From February 2016 until June 2017, during multiple trips to Yogyakarta, I visited many places around Mount Merapi (Fire Mountain in Javanese). During my explorations I found destroyed villages, obliterated by pyroclastic eruptions in 2010. To my surprise, as close as 2 km away Merapi’s summit were homes, plantations, schools, hotels, quarries, government buildings, tour operators, seismic monitoring stations, and curiously even a Christian church originally modelled in the shape of a dove but actually resembling a chicken. In all my visits to these places, I realised that most of the people I met had something in common. They had a strong connection to Mount Merapi because they had been affected by Merapi's eruptions in some way. Some had lost livestock, houses and land and even the lives of friends and family members. During the completion of this project, I kept thinking what were the reasons that made these people decide to stay so near to a place that is deadly destructive.
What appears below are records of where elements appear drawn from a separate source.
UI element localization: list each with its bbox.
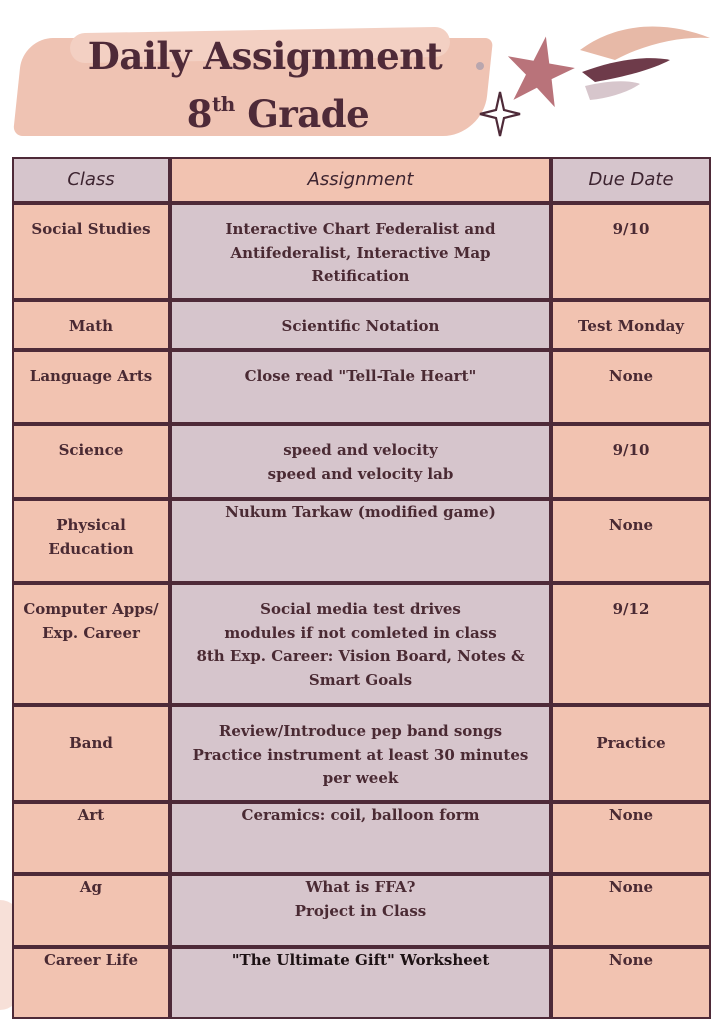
table-row: [12, 802, 711, 874]
grade-number: 8: [186, 92, 213, 136]
due-date-cell: Test Monday: [551, 300, 711, 350]
due-date-cell: None: [551, 350, 711, 424]
page-title: Daily Assignment: [87, 34, 443, 78]
assignment-table: [12, 157, 711, 1019]
class-cell: Language Arts: [12, 350, 170, 424]
column-header-assignment: Assignment: [170, 157, 551, 203]
due-date-cell: 9/12: [551, 583, 711, 705]
star-icon: [501, 31, 580, 110]
assignment-cell: Ceramics: coil, balloon form: [170, 802, 551, 874]
table-header-row: [12, 157, 711, 203]
class-cell: Ag: [12, 874, 170, 947]
assignment-cell: Social media test drives modules if not comleted in class 8th Exp. Career: Vision Board, Notes & Smart Goals: [170, 583, 551, 705]
assignment-cell: What is FFA? Project in Class: [170, 874, 551, 947]
table-row: [12, 499, 711, 583]
assignment-cell: Nukum Tarkaw (modified game): [170, 499, 551, 583]
due-date-cell: None: [551, 874, 711, 947]
class-cell: Math: [12, 300, 170, 350]
table-row: [12, 947, 711, 1019]
assignment-cell: speed and velocity speed and velocity lab: [170, 424, 551, 499]
table-row: [12, 350, 711, 424]
sparkle-icon: [480, 92, 520, 136]
grade-suffix: th: [212, 92, 235, 116]
table-row: [12, 203, 711, 300]
assignment-cell: "The Ultimate Gift" Worksheet: [170, 947, 551, 1019]
assignment-cell: Scientific Notation: [170, 300, 551, 350]
class-cell: Science: [12, 424, 170, 499]
class-cell: Career Life: [12, 947, 170, 1019]
table-row: [12, 300, 711, 350]
class-cell: Art: [12, 802, 170, 874]
due-date-cell: 9/10: [551, 203, 711, 300]
due-date-cell: None: [551, 499, 711, 583]
assignment-cell: Interactive Chart Federalist and Antifederalist, Interactive Map Retification: [170, 203, 551, 300]
class-cell: Social Studies: [12, 203, 170, 300]
class-cell: Computer Apps/ Exp. Career: [12, 583, 170, 705]
column-header-class: Class: [12, 157, 170, 203]
grade-word: Grade: [234, 92, 370, 136]
class-cell: Physical Education: [12, 499, 170, 583]
due-date-cell: 9/10: [551, 424, 711, 499]
shooting-star-trail-icon: [580, 27, 710, 100]
class-cell: Band: [12, 705, 170, 802]
table-row: [12, 705, 711, 802]
column-header-due-date: Due Date: [551, 157, 711, 203]
title-dot: [476, 62, 484, 70]
due-date-cell: Practice: [551, 705, 711, 802]
assignment-cell: Review/Introduce pep band songs Practice instrument at least 30 minutes per week: [170, 705, 551, 802]
due-date-cell: None: [551, 947, 711, 1019]
assignment-cell: Close read "Tell-Tale Heart": [170, 350, 551, 424]
table-row: [12, 424, 711, 499]
decoration-group: [470, 10, 720, 140]
table-row: [12, 874, 711, 947]
table-row: [12, 583, 711, 705]
due-date-cell: None: [551, 802, 711, 874]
Merapi is considered to be one of the most active and dangerous volcanoes in the world. It has threatened normal life in communities living around its summit for hundreds of years (Merapi has had 68 historic eruption since 1548). The inhabitants of this uncertain topographies thus have grown accustomed to danger after spending their whole lives in close proximity to latent danger. In a place like this normal life is just a relative term and the balance between danger and benefit is never fixed for them. Their cultural beliefs together with the already mentioned constant exposure to latent danger is counterweighted by the endless benefits this land has to offer to its inhabitants' livelihoods. Merapi has in fact sustained the lives of the inhabitants of Yogyakarta by producing a constant supply of sand and rocks that are mined for the construction industry. Additionally, it produces fertile land that makes agriculture very profitable coupled with a booming tourism industry that profits from Merapi's infamous reputation as an uncontrollable force of nature. This brings about scientific and risk management communities that strive to keep villages and cities around Merapi as humanly safe as possible. Thus, residents have created deep rooted emotional and financial relationships with Mount Merapi. For example, many of the neighbouring villages' main income depends on the above mentioned industries linked to Merapi. Furthermore, Merapi is a constant presence in the normal routine of these villagers, and has over time, become a common topic of informal conversation and even the main subject during community meetings related to the management of resources and the mitigation of risk. This sustainable and economically rewarding ecosystem which Merapi creates, together with the ancestral Javanese beliefs that regard mountains as deities, reinforce the strong attachment between the magnificent volcano and the people living under its influence and therefore, a reluctance to move to safer grounds (Lavigne et al.2008).
Perhaps, to further illustrate this relationship, during one of my many trips to Yogyakata, while I was photographing in the sleeping quarters of the men that, round the clock, monitor Merapi's seismic activity, there, surrounded by instruments measuring Merapi's every breath and no more than 4 km from its summit, a painting of Merapi hang on the wall above one of the beds. Later, while talking to the station staff, I found out that it had been painted by Mr. Rasiman, one of the men working at the Plawangan station keeping a watchful eye on Merapi all day long. When I had finished photographing at the station, while I was packing my equipment and getting ready to go, I asked Mr. Rasiman: 'Why, did you choose to paint Merapi, and why did you hang it over your bed?' He simply replied -'because it makes me feel closer to it'.